Q - Et les grands effets sur les politiques nationales, les effets induits de cette instabilité internationale, notamment la question de l'immigration. Ce qui se passe à Calais par exemple est assez directement lié aussi à l'instabilité internationale.
R - Je le disais tout à l'heure, tout est lié et l'on voit à quel point ce sentiment d'insécurité, ce sentiment d'incertitude pousse un certain nombre de populations du Sud à vouloir venir dans le Nord. Prenez l'exemple de la croissance, la situation économique. La morosité économique doit beaucoup aussi à ce sentiment d'inquiétude et à cet avenir qui semble s'effilocher devant nous. Il est important de réagir collectivement et lorsque je parle de réagir, il ne s'agit pas uniquement des chefs d'Etats. Il importe que, chacun, dans son domaine, aborde les questions avec énergie et volonté, choisisse l'action, chaque fois que c'est nécessaire car c'est la seule façon, ensemble, de bâtir un avenir meilleur.

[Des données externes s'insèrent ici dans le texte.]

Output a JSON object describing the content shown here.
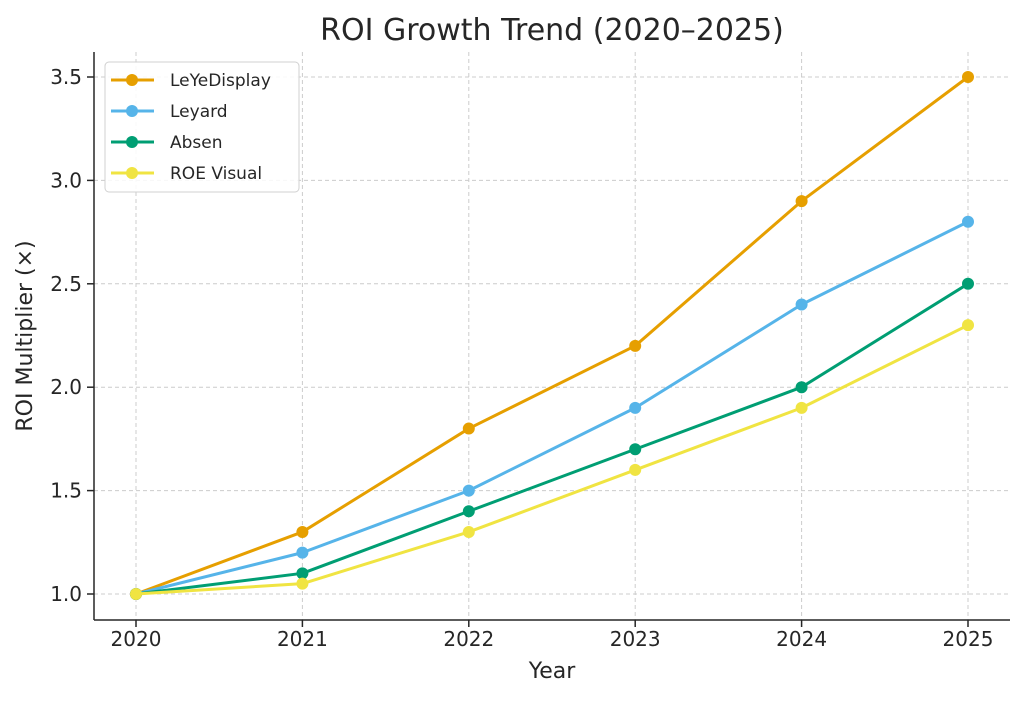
{
  "chart_data": {
    "type": "line",
    "title": "ROI Growth Trend (2020–2025)",
    "xlabel": "Year",
    "ylabel": "ROI Multiplier (×)",
    "x": [
      2020,
      2021,
      2022,
      2023,
      2024,
      2025
    ],
    "x_tick_labels": [
      "2020",
      "2021",
      "2022",
      "2023",
      "2024",
      "2025"
    ],
    "y_ticks": [
      1.0,
      1.5,
      2.0,
      2.5,
      3.0,
      3.5
    ],
    "y_tick_labels": [
      "1.0",
      "1.5",
      "2.0",
      "2.5",
      "3.0",
      "3.5"
    ],
    "ylim": [
      0.88,
      3.62
    ],
    "xlim": [
      2019.75,
      2025.25
    ],
    "grid": true,
    "legend_position": "top-left",
    "series": [
      {
        "name": "LeYeDisplay",
        "color": "#E69F00",
        "values": [
          1.0,
          1.3,
          1.8,
          2.2,
          2.9,
          3.5
        ]
      },
      {
        "name": "Leyard",
        "color": "#56B4E9",
        "values": [
          1.0,
          1.2,
          1.5,
          1.9,
          2.4,
          2.8
        ]
      },
      {
        "name": "Absen",
        "color": "#009E73",
        "values": [
          1.0,
          1.1,
          1.4,
          1.7,
          2.0,
          2.5
        ]
      },
      {
        "name": "ROE Visual",
        "color": "#F0E442",
        "values": [
          1.0,
          1.05,
          1.3,
          1.6,
          1.9,
          2.3
        ]
      }
    ]
  }
}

Q - Y a-t-il un bien à tout cela ? Au lendemain du 11 septembre, on se posait la question de savoir si la tragédie américaine accélérerait l'intégration européenne ? L'Europe avance-t-elle ?
R - L'Europe avance. Nous le voyons aujourd'hui, dans les yeux des citoyens du monde. Chacun souhaite que l'Europe avance : partout où je me déplace, on me dit qu'on l'attend de nous Français, qu'on l'attend de nous, Européens. Il y a un désir d'Europe. On se rend bien compte que, dans l'instabilité mondiale, il faut une Europe forte qui apporte de la stabilité au monde. Il faut des Etats-Unis qui prennent leurs responsabilités, il faut aussi une Europe capable de prendre ses responsabilités. Ceci permettra au monde de marcher sur deux jambes mais avons aussi besoin d'autres pôles de stabilité et d'excellence et partout où il y a des crises, il faut essayer, non seulement de cautériser, mais de régler vraiment les choses. C'est en marquant des points que la communauté internationale reprendra souffle, reprendra confiance en elle-même et que nous enclencherons alors un cercle vertueux là où nous voyons un cercle vicieux qui se développe.
Q - Une Europe timide, honteuse et complice, cela commence à faire beaucoup n'est-ce pas, M. de Villepin ?
R - Tout à fait.
Q - Et que pensez-vous de cette attitude de l'Union européenne vis-à-vis de M. Poutine, ne pouvions-nous pas être plus ferme, comme le demandent les commentateurs ?
R - Je crois qu'il s'agit tout simplement de dire ce que l'on croit, de dire ses convictions et qu'il appartient à l'Europe, la France le fait en toutes circonstances, de dire la vision qu'elle a de l'ordre international, y compris bien sûr en Tchétchénie.
Q - Une information qui tombe à l'instant, le fils aîné de Saddam Hussein vient d'appeler ce matin le parlement iraquien à approuver à la résolution 1441, dans un document qui vient d'être présenté à la Chambre.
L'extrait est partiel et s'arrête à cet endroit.